5. The deep sea underwater unmanned mining system according to claim 1, wherein the underwater unmanned ore lifting system (1) further comprises an emergency energy supply system (14) mounted on the buoyancy platform (6) for providing energy to the underwater unmanned ore lifting system (1) when energy is not available from the external support platform (4).

6. The deep sea underwater unmanned mining system according to claim 1, wherein the underwater unmanned ore lifting system (1) further comprises a subsea relay station (15) for extending the riser system (7) and vertical cable system (8).

7. The deep sea underwater unmanned mining system according to claim 6, wherein the subsea relay (15) is configured with a subsea relay horizontal propulsion system (11) to control the heading and trajectory of the subsea relay (15) in synchronization with the buoyancy platform (6).

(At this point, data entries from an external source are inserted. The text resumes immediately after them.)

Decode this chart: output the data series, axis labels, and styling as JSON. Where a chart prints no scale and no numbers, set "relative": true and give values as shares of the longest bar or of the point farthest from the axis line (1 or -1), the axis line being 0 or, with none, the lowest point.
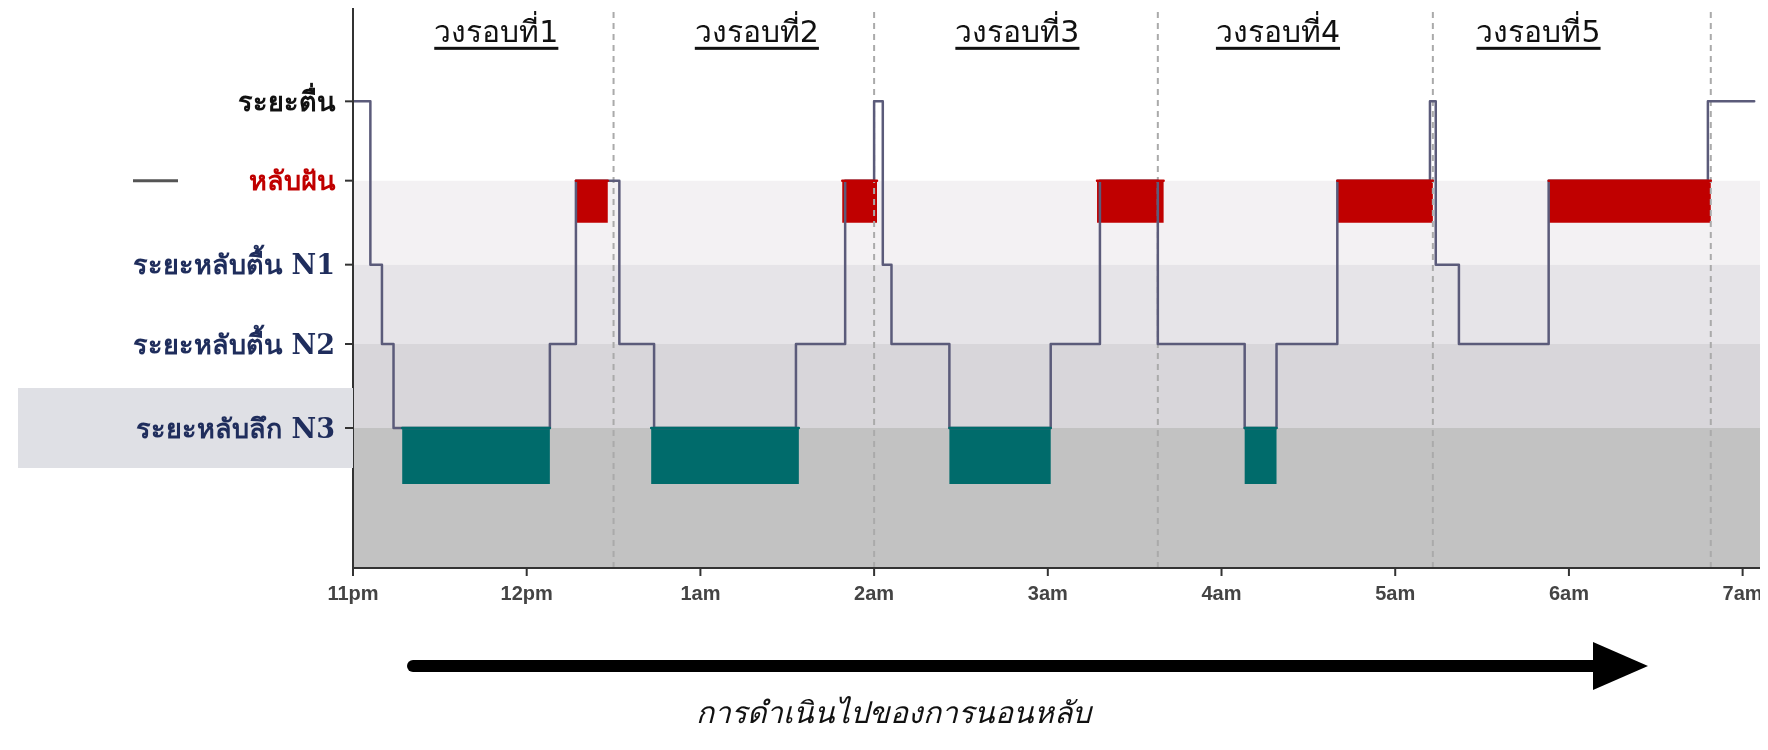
{
  "chart_data": {
    "type": "step",
    "relative": true,
    "xlabel": "การดำเนินไปของการนอนหลับ",
    "xlim": [
      "--01-01T23:00",
      "--01-02T07:06"
    ],
    "xticks": [
      {
        "value": "--01-01T23:00",
        "label": "11pm"
      },
      {
        "value": "--01-02T00:00",
        "label": "12pm"
      },
      {
        "value": "--01-02T01:00",
        "label": "1am"
      },
      {
        "value": "--01-02T02:00",
        "label": "2am"
      },
      {
        "value": "--01-02T03:00",
        "label": "3am"
      },
      {
        "value": "--01-02T04:00",
        "label": "4am"
      },
      {
        "value": "--01-02T05:00",
        "label": "5am"
      },
      {
        "value": "--01-02T06:00",
        "label": "6am"
      },
      {
        "value": "--01-02T07:00",
        "label": "7am"
      }
    ],
    "marker": "none",
    "series": [
      {
        "color": "#5b5b7a",
        "x": [
          "--01-01T23:00",
          "--01-01T23:06",
          "--01-01T23:10",
          "--01-01T23:14",
          "--01-02T00:08",
          "--01-02T00:17",
          "--01-02T00:32",
          "--01-02T00:44",
          "--01-02T01:33",
          "--01-02T01:50",
          "--01-02T02:00",
          "--01-02T02:03",
          "--01-02T02:06",
          "--01-02T02:26",
          "--01-02T03:01",
          "--01-02T03:18",
          "--01-02T03:38",
          "--01-02T04:08",
          "--01-02T04:19",
          "--01-02T04:40",
          "--01-02T05:12",
          "--01-02T05:14",
          "--01-02T05:22",
          "--01-02T05:53",
          "--01-02T06:48",
          "--01-02T07:04"
        ],
        "values": [
          1,
          0.65,
          0.48,
          0.3,
          0.48,
          0.83,
          0.48,
          0.3,
          0.48,
          0.83,
          1,
          0.65,
          0.48,
          0.3,
          0.48,
          0.83,
          0.48,
          0.3,
          0.48,
          0.83,
          1,
          0.65,
          0.48,
          0.83,
          1,
          1
        ]
      },
      {
        "type": "line",
        "color": "#c00000",
        "x": [
          "--01-02T00:17",
          "--01-02T00:28"
        ],
        "values": [
          0.83,
          0.83
        ],
        "lower": [
          0.74,
          0.74
        ],
        "upper": [
          0.83,
          0.83
        ]
      },
      {
        "type": "line",
        "color": "#c00000",
        "x": [
          "--01-02T01:49",
          "--01-02T02:01"
        ],
        "values": [
          0.83,
          0.83
        ],
        "lower": [
          0.74,
          0.74
        ],
        "upper": [
          0.83,
          0.83
        ]
      },
      {
        "type": "line",
        "color": "#c00000",
        "x": [
          "--01-02T03:17",
          "--01-02T03:40"
        ],
        "values": [
          0.83,
          0.83
        ],
        "lower": [
          0.74,
          0.74
        ],
        "upper": [
          0.83,
          0.83
        ]
      },
      {
        "type": "line",
        "color": "#c00000",
        "x": [
          "--01-02T04:40",
          "--01-02T05:13"
        ],
        "values": [
          0.83,
          0.83
        ],
        "lower": [
          0.74,
          0.74
        ],
        "upper": [
          0.83,
          0.83
        ]
      },
      {
        "type": "line",
        "color": "#c00000",
        "x": [
          "--01-02T05:53",
          "--01-02T06:49"
        ],
        "values": [
          0.83,
          0.83
        ],
        "lower": [
          0.74,
          0.74
        ],
        "upper": [
          0.83,
          0.83
        ]
      },
      {
        "type": "line",
        "color": "#006b6b",
        "x": [
          "--01-01T23:17",
          "--01-02T00:08"
        ],
        "values": [
          0.3,
          0.3
        ],
        "lower": [
          0.18,
          0.18
        ],
        "upper": [
          0.3,
          0.3
        ]
      },
      {
        "type": "line",
        "color": "#006b6b",
        "x": [
          "--01-02T00:43",
          "--01-02T01:34"
        ],
        "values": [
          0.3,
          0.3
        ],
        "lower": [
          0.18,
          0.18
        ],
        "upper": [
          0.3,
          0.3
        ]
      },
      {
        "type": "line",
        "color": "#006b6b",
        "x": [
          "--01-02T02:26",
          "--01-02T03:01"
        ],
        "values": [
          0.3,
          0.3
        ],
        "lower": [
          0.18,
          0.18
        ],
        "upper": [
          0.3,
          0.3
        ]
      },
      {
        "type": "line",
        "color": "#006b6b",
        "x": [
          "--01-02T04:08",
          "--01-02T04:19"
        ],
        "values": [
          0.3,
          0.3
        ],
        "lower": [
          0.18,
          0.18
        ],
        "upper": [
          0.3,
          0.3
        ]
      }
    ],
    "bands": [
      {
        "axis": "y",
        "from": 0.65,
        "to": 0.83,
        "color": "#f3f1f3"
      },
      {
        "axis": "y",
        "from": 0.48,
        "to": 0.65,
        "color": "#e6e4e8"
      },
      {
        "axis": "y",
        "from": 0.3,
        "to": 0.48,
        "color": "#d8d6da"
      },
      {
        "axis": "y",
        "from": 0,
        "to": 0.3,
        "color": "#c2c2c2"
      }
    ],
    "ref_lines": [
      {
        "axis": "x",
        "value": "--01-02T00:30",
        "color": "#aaaaaa",
        "line_style": "dashed"
      },
      {
        "axis": "x",
        "value": "--01-02T02:00",
        "color": "#aaaaaa",
        "line_style": "dashed"
      },
      {
        "axis": "x",
        "value": "--01-02T03:38",
        "color": "#aaaaaa",
        "line_style": "dashed"
      },
      {
        "axis": "x",
        "value": "--01-02T05:13",
        "color": "#aaaaaa",
        "line_style": "dashed"
      },
      {
        "axis": "x",
        "value": "--01-02T06:49",
        "color": "#aaaaaa",
        "line_style": "dashed"
      }
    ],
    "annotations": [
      "ระยะตื่น",
      "หลับฝัน",
      "ระยะหลับตื้น N1",
      "ระยะหลับตื้น N2",
      "ระยะหลับลึก N3",
      "วงรอบที่1",
      "วงรอบที่2",
      "วงรอบที่3",
      "วงรอบที่4",
      "วงรอบที่5"
    ]
  }
}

8. The deep sea underwater unmanned mining system according to claim 1, wherein the underwater unmanned ore lifting system (1) further comprises wireless and satellite communication means (16) mounted on a surface float (17) for communication with shore-based or marine vessels for remote control of the underwater unmanned ore lifting system (1).

9. The deep sea underwater unmanned mining system according to claim 1, wherein the lifting piping (7) is composed of a plurality of groups of pipes in parallel with a water pump in series, or a plurality of groups of lifting chain hoppers for lifting the ore sand; and/or

The middle part of the vertical cable system (8) is connected with a water pump on the lifting pipe system (7).